Retournons enfin à la Première Guerre mondiale. Avec les risques de fragmentation étatique qui pointent actuellement çà et là au Machrek, on évoque les accords secrets de Sykes-Picot (1916) qui dessinèrent un partage de la région entre la France (Liban et Syrie) et la Grande-Bretagne (Palestine et Irak), et créèrent du même coup des entités étatiques nouvelles. Cet événement est actuellement évoqué de manière ambivalente. On parle de transgression des frontières de Sykes-Picot et de la menace d’une nouvelle carte correspondant aux intérêts des puissances.
Le paysage politique arabe présente deux modèles extrêmes.
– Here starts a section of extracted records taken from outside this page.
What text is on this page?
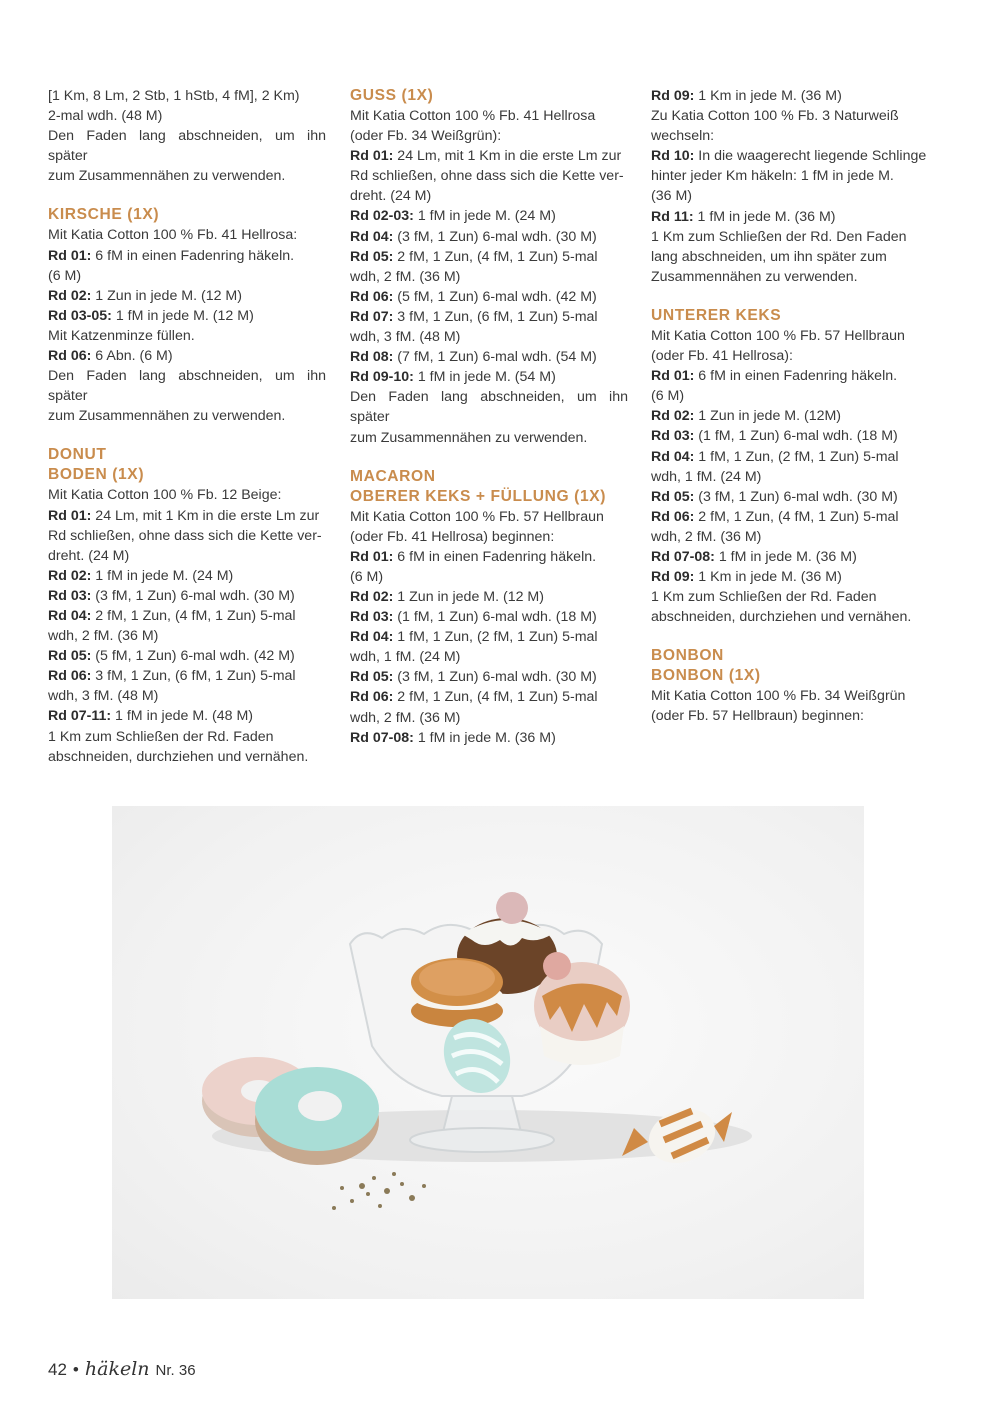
[1 Km, 8 Lm, 2 Stb, 1 hStb, 4 fM], 2 Km)
2-mal wdh. (48 M)
Den Faden lang abschneiden, um ihn später
zum Zusammennähen zu verwenden.
KIRSCHE (1X)
Mit Katia Cotton 100 % Fb. 41 Hellrosa:
Rd 01: 6 fM in einen Fadenring häkeln.
(6 M)
Rd 02: 1 Zun in jede M. (12 M)
Rd 03-05: 1 fM in jede M. (12 M)
Mit Katzenminze füllen.
Rd 06: 6 Abn. (6 M)
Den Faden lang abschneiden, um ihn später
zum Zusammennähen zu verwenden.
DONUT
BODEN (1X)
Mit Katia Cotton 100 % Fb. 12 Beige:
Rd 01: 24 Lm, mit 1 Km in die erste Lm zur
Rd schließen, ohne dass sich die Kette ver-
dreht. (24 M)
Rd 02: 1 fM in jede M. (24 M)
Rd 03: (3 fM, 1 Zun) 6-mal wdh. (30 M)
Rd 04: 2 fM, 1 Zun, (4 fM, 1 Zun) 5-mal
wdh, 2 fM. (36 M)
Rd 05: (5 fM, 1 Zun) 6-mal wdh. (42 M)
Rd 06: 3 fM, 1 Zun, (6 fM, 1 Zun) 5-mal
wdh, 3 fM. (48 M)
Rd 07-11: 1 fM in jede M. (48 M)
1 Km zum Schließen der Rd. Faden
abschneiden, durchziehen und vernähen.
GUSS (1X)
Mit Katia Cotton 100 % Fb. 41 Hellrosa
(oder Fb. 34 Weißgrün):
Rd 01: 24 Lm, mit 1 Km in die erste Lm zur
Rd schließen, ohne dass sich die Kette ver-
dreht. (24 M)
Rd 02-03: 1 fM in jede M. (24 M)
Rd 04: (3 fM, 1 Zun) 6-mal wdh. (30 M)
Rd 05: 2 fM, 1 Zun, (4 fM, 1 Zun) 5-mal
wdh, 2 fM. (36 M)
Rd 06: (5 fM, 1 Zun) 6-mal wdh. (42 M)
Rd 07: 3 fM, 1 Zun, (6 fM, 1 Zun) 5-mal
wdh, 3 fM. (48 M)
Rd 08: (7 fM, 1 Zun) 6-mal wdh. (54 M)
Rd 09-10: 1 fM in jede M. (54 M)
Den Faden lang abschneiden, um ihn später
zum Zusammennähen zu verwenden.
MACARON
OBERER KEKS + FÜLLUNG (1X)
Mit Katia Cotton 100 % Fb. 57 Hellbraun
(oder Fb. 41 Hellrosa) beginnen:
Rd 01: 6 fM in einen Fadenring häkeln.
(6 M)
Rd 02: 1 Zun in jede M. (12 M)
Rd 03: (1 fM, 1 Zun) 6-mal wdh. (18 M)
Rd 04: 1 fM, 1 Zun, (2 fM, 1 Zun) 5-mal
wdh, 1 fM. (24 M)
Rd 05: (3 fM, 1 Zun) 6-mal wdh. (30 M)
Rd 06: 2 fM, 1 Zun, (4 fM, 1 Zun) 5-mal
wdh, 2 fM. (36 M)
Rd 07-08: 1 fM in jede M. (36 M)
Rd 09: 1 Km in jede M. (36 M)
Zu Katia Cotton 100 % Fb. 3 Naturweiß
wechseln:
Rd 10: In die waagerecht liegende Schlinge
hinter jeder Km häkeln: 1 fM in jede M.
(36 M)
Rd 11: 1 fM in jede M. (36 M)
1 Km zum Schließen der Rd. Den Faden
lang abschneiden, um ihn später zum
Zusammennähen zu verwenden.
UNTERER KEKS
Mit Katia Cotton 100 % Fb. 57 Hellbraun
(oder Fb. 41 Hellrosa):
Rd 01: 6 fM in einen Fadenring häkeln.
(6 M)
Rd 02: 1 Zun in jede M. (12M)
Rd 03: (1 fM, 1 Zun) 6-mal wdh. (18 M)
Rd 04: 1 fM, 1 Zun, (2 fM, 1 Zun) 5-mal
wdh, 1 fM. (24 M)
Rd 05: (3 fM, 1 Zun) 6-mal wdh. (30 M)
Rd 06: 2 fM, 1 Zun, (4 fM, 1 Zun) 5-mal
wdh, 2 fM. (36 M)
Rd 07-08: 1 fM in jede M. (36 M)
Rd 09: 1 Km in jede M. (36 M)
1 Km zum Schließen der Rd. Faden
abschneiden, durchziehen und vernähen.
BONBON
BONBON (1X)
Mit Katia Cotton 100 % Fb. 34 Weißgrün
(oder Fb. 57 Hellbraun) beginnen:
42 • häkeln Nr. 36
La Tunisie est en train de réussir la refondation de son État national et la gestion des compromis nécessaires pour construire une démocratie viable. La Syrie constitue une révolte hypothéquée par un lourd héritage qui a marqué le rapport entre structures socio-politiques et données géopolitiques. À un niveau plus large, il faudrait relire le parcours du XXe siècle pour mieux comprendre les modalités de passage de l’Empire ottoman à la domination coloniale européenne, puis à des États qui ont combiné, avec des formes et des langages variés, autoritarisme, panarabisme et ambitions d’hégémonie régionale (3).
Il est illusoire d’adopter la perspective d’une histoire qui se répète. Mais, il est tout aussi illusoire de penser qu’on peut se dispenser d’interroger le passé à la lumière de la complexité du présent.
Par Abdelahad Sebti, conseiller scientifique de Zamane
1 . Lire l’article de J. Gautheret et T. Wieder, Le Monde, 20/ 9 / 2013.
2 . Lire l’article de H. Fayyad, Assafir, 1 / 2 / 2014.
3 . À titre comparatif, voir l’émergence de l’État moderne en Europe à travers la grille de lecture proposée par Michel Foucault dans son ouvrage Sécurité, territoire, population, Paris, 2004.